The cap table may include:

  • preferred stock issued on conversion of the earlier SAFE
  • preferred stock issued on conversion of the later SAFE
  • preferred stock issued to new-money investors
  • an option pool increase
  • side-letter or pro rata participation layered on top

That is not a simple administrative exercise. It is part of the financing.

Why separate series or sub-series may be needed

If different SAFE holders have different conversion prices or rights, counsel may need to separate them into distinct series or sub-series of preferred stock. That is not complexity for its own sake.

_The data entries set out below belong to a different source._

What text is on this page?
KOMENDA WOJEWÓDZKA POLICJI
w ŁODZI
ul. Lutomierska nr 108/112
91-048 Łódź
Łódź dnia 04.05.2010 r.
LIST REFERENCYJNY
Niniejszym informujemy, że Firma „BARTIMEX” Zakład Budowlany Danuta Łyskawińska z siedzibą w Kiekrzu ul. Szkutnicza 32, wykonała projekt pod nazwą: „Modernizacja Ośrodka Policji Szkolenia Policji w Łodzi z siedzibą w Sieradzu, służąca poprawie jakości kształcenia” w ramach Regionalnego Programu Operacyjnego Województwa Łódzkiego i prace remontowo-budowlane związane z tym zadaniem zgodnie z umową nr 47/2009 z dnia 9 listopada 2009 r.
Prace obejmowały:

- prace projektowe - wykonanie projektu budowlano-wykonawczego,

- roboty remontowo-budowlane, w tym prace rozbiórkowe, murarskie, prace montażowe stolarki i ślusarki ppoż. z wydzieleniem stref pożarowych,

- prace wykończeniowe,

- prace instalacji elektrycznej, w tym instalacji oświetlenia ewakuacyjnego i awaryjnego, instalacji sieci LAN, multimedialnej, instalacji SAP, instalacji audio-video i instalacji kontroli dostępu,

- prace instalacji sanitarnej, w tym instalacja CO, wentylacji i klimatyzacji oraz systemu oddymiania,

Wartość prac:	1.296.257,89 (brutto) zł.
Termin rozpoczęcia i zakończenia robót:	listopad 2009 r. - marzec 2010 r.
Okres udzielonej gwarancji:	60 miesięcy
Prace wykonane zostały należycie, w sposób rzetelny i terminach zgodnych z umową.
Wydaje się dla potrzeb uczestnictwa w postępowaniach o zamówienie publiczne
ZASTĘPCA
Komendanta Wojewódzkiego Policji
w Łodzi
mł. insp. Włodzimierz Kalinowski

It may be necessary because the economics are not identical.

The relevant differences may include:

  • different valuation caps
  • different discount rates
  • different conversion prices
  • different liquidation preference amounts
  • different investor rights
  • different treatment from the new-money preferred stock

If the SAFE conversion shares do not have the same economics as the new-money preferred, pretending they are the same security can create confusion or real drafting problems.

The option pool problem

Founders often focus on the cap. Investors and counsel focus on the denominator.

The SAFE conversion math may depend on how company capitalization is defined. That definition may include or exclude:

  • outstanding common stock
  • outstanding preferred stock
  • converting securities
  • issued options
  • promised options
  • the unissued option pool
  • the option pool increase required by the priced round

The option pool increase is where mistakes can hide. If the model double-counts it, excludes it incorrectly, or applies it inconsistently across SAFE classes, the error may affect ownership, price per share, and the closing documents.

What can go wrong in the model

The cap table should be treated as a financing document, not a spreadsheet floating alongside the documents.

Common mistakes include:

  • using the wrong denominator
  • applying the new-money price to SAFE conversion shares
  • treating all SAFEs as if they had the same cap
  • double-counting the option pool increase
  • under-allocating pro rata rights
  • failing to reflect separate series correctly in the charter and stock purchase agreement
  • relying on platform outputs without reconciling the underlying documents

A model can look polished and still be wrong if it does not follow the contracts.

Practical cleanup before the priced round

Before the financing is moving at closing speed, the company should:

  • collect every SAFE and side letter
  • list each SAFE by investor, date, purchase amount, cap, discount, and form
  • identify whether each SAFE is pre-money or post-money
  • confirm whether each SAFE has a related pro rata side letter
  • model conversion before negotiating final Series A economics
  • decide whether converted SAFE shares and new-money shares should be the same series
  • reconcile the cap table against the charter, stock purchase agreement, investor rights agreement, and disclosure schedules
  • make sure board approvals actually approve the conversion structure being used

The right time to understand SAFE conversion mechanics is not two days before the Series A closing. A company with multiple SAFEs should treat the cap table as part of the financing itself.